Ghebreyesus explained that three years ago, the very first cases of COVID-19 were detected in Wuhan, China, which resulted in the announcement of a public health emergency in January 2020.
Three years following the pandemic outbreak, WHO Director-General recalled that COVID-19 has changed the world, causing almost 7 million reported deaths, severely disrupting healthcare systems, and impacting the global economy.
The official stated that WHO and the Emergency Committee have been analyzing data to determine the appropriate time to lower the alarm level, noting that during the 15th meeting, the Committee recommended announcing the end of the global health emergency.

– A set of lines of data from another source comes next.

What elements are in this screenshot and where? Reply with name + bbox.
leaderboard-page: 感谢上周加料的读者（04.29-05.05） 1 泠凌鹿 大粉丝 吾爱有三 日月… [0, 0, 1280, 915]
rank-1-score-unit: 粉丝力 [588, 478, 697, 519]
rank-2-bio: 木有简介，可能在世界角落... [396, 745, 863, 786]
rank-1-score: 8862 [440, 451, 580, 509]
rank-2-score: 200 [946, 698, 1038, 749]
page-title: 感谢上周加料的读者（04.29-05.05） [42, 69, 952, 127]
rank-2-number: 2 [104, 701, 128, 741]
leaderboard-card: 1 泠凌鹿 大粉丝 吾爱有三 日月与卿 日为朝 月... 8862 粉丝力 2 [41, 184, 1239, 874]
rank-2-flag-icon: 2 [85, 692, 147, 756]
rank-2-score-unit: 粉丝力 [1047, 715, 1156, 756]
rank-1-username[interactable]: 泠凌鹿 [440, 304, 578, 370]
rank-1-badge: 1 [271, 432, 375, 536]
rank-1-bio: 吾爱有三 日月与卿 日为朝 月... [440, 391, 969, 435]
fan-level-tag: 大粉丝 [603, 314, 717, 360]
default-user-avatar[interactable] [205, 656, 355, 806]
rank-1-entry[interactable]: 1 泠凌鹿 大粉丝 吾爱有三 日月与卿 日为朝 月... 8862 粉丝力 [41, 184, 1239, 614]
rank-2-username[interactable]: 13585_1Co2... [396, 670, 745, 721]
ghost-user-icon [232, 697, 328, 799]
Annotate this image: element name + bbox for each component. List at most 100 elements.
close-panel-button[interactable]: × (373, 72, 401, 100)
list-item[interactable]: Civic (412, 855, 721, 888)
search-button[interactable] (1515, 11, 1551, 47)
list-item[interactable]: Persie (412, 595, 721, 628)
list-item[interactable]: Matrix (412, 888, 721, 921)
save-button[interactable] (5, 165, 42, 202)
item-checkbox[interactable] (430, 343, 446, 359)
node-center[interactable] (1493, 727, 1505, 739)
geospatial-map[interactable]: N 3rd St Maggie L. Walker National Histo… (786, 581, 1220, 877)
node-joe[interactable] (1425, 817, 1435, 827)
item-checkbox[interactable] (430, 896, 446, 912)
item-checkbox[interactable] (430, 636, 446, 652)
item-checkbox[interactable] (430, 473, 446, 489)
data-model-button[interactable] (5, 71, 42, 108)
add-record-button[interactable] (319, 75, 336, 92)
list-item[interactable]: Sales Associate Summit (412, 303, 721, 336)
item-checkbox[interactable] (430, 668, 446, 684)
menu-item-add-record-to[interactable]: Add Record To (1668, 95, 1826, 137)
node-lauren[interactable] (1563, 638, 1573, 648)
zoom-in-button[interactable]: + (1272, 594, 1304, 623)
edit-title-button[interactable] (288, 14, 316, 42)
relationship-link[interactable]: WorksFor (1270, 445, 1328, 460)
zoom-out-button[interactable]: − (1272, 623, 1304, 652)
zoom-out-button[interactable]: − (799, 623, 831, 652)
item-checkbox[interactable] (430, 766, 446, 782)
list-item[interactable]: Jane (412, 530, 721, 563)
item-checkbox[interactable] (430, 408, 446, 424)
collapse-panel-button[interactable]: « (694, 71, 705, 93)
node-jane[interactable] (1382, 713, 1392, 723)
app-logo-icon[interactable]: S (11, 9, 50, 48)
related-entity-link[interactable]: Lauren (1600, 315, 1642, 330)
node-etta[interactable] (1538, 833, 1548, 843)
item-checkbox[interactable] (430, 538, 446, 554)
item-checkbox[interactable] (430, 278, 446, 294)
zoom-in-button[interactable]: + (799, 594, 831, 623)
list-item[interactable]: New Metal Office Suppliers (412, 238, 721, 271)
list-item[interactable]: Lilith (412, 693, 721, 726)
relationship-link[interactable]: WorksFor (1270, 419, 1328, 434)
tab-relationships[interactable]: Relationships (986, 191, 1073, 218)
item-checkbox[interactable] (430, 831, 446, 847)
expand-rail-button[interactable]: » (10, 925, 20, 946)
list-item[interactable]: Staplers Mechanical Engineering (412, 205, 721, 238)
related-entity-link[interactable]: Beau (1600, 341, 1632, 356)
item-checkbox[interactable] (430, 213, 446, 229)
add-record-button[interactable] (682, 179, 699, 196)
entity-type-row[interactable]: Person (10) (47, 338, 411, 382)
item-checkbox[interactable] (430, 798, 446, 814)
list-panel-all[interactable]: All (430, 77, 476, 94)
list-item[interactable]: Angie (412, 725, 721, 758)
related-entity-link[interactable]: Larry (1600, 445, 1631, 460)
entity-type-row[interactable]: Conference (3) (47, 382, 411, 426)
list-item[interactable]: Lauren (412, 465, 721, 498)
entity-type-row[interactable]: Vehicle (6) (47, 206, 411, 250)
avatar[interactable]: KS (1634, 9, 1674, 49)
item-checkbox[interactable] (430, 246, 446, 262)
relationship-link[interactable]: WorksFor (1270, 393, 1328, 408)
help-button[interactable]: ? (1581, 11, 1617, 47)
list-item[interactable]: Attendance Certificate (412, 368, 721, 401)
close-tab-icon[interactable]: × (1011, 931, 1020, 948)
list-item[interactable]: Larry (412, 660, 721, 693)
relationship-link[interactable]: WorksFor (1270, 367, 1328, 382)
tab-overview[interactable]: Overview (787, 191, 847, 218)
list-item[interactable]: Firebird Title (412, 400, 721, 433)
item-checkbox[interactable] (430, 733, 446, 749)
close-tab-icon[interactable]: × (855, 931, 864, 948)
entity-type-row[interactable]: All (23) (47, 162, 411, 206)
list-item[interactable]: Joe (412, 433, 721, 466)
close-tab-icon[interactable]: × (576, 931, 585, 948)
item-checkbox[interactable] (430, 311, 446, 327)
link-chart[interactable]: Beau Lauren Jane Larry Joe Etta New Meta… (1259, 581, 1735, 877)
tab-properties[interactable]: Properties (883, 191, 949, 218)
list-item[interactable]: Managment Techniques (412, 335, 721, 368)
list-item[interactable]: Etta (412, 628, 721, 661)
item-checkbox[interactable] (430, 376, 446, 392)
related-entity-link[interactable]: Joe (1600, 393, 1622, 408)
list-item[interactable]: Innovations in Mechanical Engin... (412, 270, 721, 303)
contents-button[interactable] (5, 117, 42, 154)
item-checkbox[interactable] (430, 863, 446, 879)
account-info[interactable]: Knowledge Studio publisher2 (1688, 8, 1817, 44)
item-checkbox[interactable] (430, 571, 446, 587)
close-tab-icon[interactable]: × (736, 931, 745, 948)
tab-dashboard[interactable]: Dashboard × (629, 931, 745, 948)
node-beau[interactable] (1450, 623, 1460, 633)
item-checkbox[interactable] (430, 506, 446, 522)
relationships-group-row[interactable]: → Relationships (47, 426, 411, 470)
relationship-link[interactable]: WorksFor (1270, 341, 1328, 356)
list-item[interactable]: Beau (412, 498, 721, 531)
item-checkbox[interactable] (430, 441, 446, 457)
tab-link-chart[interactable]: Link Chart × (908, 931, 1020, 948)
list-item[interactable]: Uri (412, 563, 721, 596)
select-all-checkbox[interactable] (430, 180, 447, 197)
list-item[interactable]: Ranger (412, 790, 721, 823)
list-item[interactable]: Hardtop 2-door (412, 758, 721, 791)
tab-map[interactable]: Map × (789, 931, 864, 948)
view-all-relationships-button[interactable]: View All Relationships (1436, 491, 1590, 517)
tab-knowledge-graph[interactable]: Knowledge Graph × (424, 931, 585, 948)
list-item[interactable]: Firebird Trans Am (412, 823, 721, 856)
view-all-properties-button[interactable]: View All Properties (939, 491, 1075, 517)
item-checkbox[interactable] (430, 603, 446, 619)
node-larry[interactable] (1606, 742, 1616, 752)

In this regard, Ghebreyesus urged countries to maintain precautionary measures against COVID-19 and other infectious diseases, paying tribute to the “selfless dedication” of health and care workers worldwide.
“As a global community, the suffering we have endured, the painful lessons we have learned, the investments we have made, and the capacities we have built must not go to waste,” stated Ghebreyesus, stressing that the pandemic should act as a permanent warning of the potential for new diseases and infections with disastrous consequences to arise.
Referring to the lack of coordination, equity, and solidarity in handling the pandemic, WHO Director-General further stressed that “we must promise ourselves and our children and grandchildren that we will never make those mistakes again.”
“If we all go back to how things were before COVID-19, we will have failed to learn our lessons, and we will have failed future generations,” concluded WHO Director-General.